The ACS leadership and the Division of Advocacy and Health Policy have taken proactive steps to educate Fellows on compliance with MACRA. The ACS has created a QPP Resource Center. This resource comprises informational videos about QPP, which provide basic information about the program, options for participation, and other information available to members of the organization. Over time, the College will be adding tools to help surgeons maximize their success and minimize stress as QPP is phased in. Visit the Resource Center often to check for updates.

In addition to the ACS, other available resources include a Medscape web page, which contains multiple-part online sessions concerning MACRA and its options. This resource is free.

CMS also is posting information concerning MACRA on its website. This resource goes into great depth. Links take the reader to all of the options with their specific components. Traversing the CMS website does take some time and the additional links may appear endless. However, as a resource, the CMS site is complete.

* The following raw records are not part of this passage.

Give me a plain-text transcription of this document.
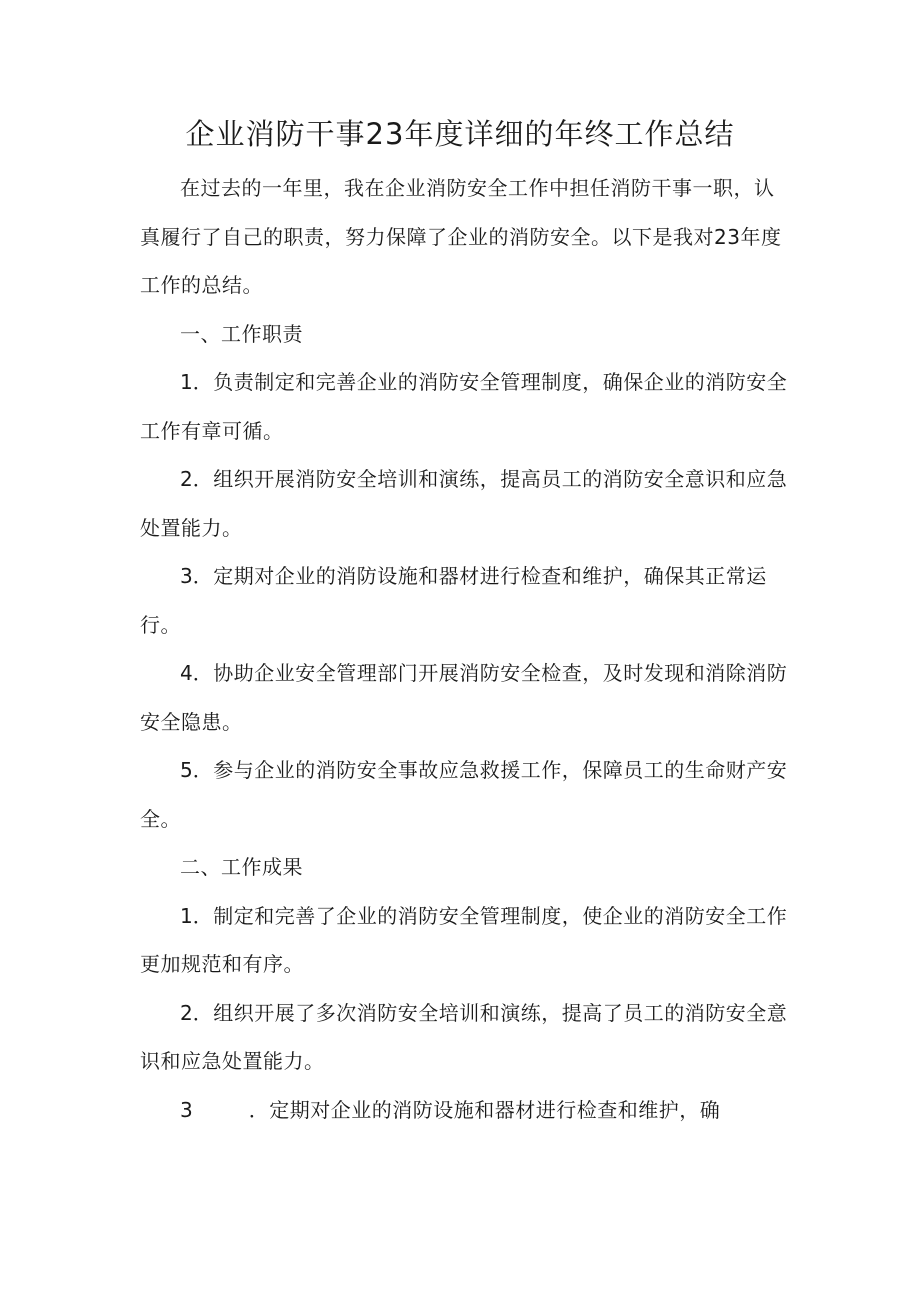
企业消防干事23年度详细的年终工作总结

在过去的一年里，我在企业消防安全工作中担任消防干事一职，认真履行了自己的职责，努力保障了企业的消防安全。以下是我对23年度工作的总结。

一、工作职责

1．负责制定和完善企业的消防安全管理制度，确保企业的消防安全工作有章可循。

2．组织开展消防安全培训和演练，提高员工的消防安全意识和应急处置能力。

3．定期对企业的消防设施和器材进行检查和维护，确保其正常运行。

4．协助企业安全管理部门开展消防安全检查，及时发现和消除消防安全隐患。

5．参与企业的消防安全事故应急救援工作，保障员工的生命财产安全。

二、工作成果

1．制定和完善了企业的消防安全管理制度，使企业的消防安全工作更加规范和有序。

2．组织开展了多次消防安全培训和演练，提高了员工的消防安全意识和应急处置能力。

3	．定期对企业的消防设施和器材进行检查和维护，确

Of course, along with these free resources, consultants are available to instruct you and your organization about MACRA for a fee. How involved surgeons want to get depends on their interest in the different options. If you are a member of a large surgical group or multispecialty group or hospital system, a dedicated team with information technology support should be considered.

How ready are surgeons for MACRA? The results of the Governor’s survey show we have work to do. As surgeons, we are programmed to adjust. Striving to provide quality care is ingrained in us. The hard part of change is just getting started. Fortunately, the College is in our corner and ready to help. Start or continue your MACRA journey using the ACS resources that are just a few clicks away.


*Coffron MR and Bailey PV. QPP in 2017: Navigating the transition year. Bull Am Coll Surg. 2017;102(4):22-28.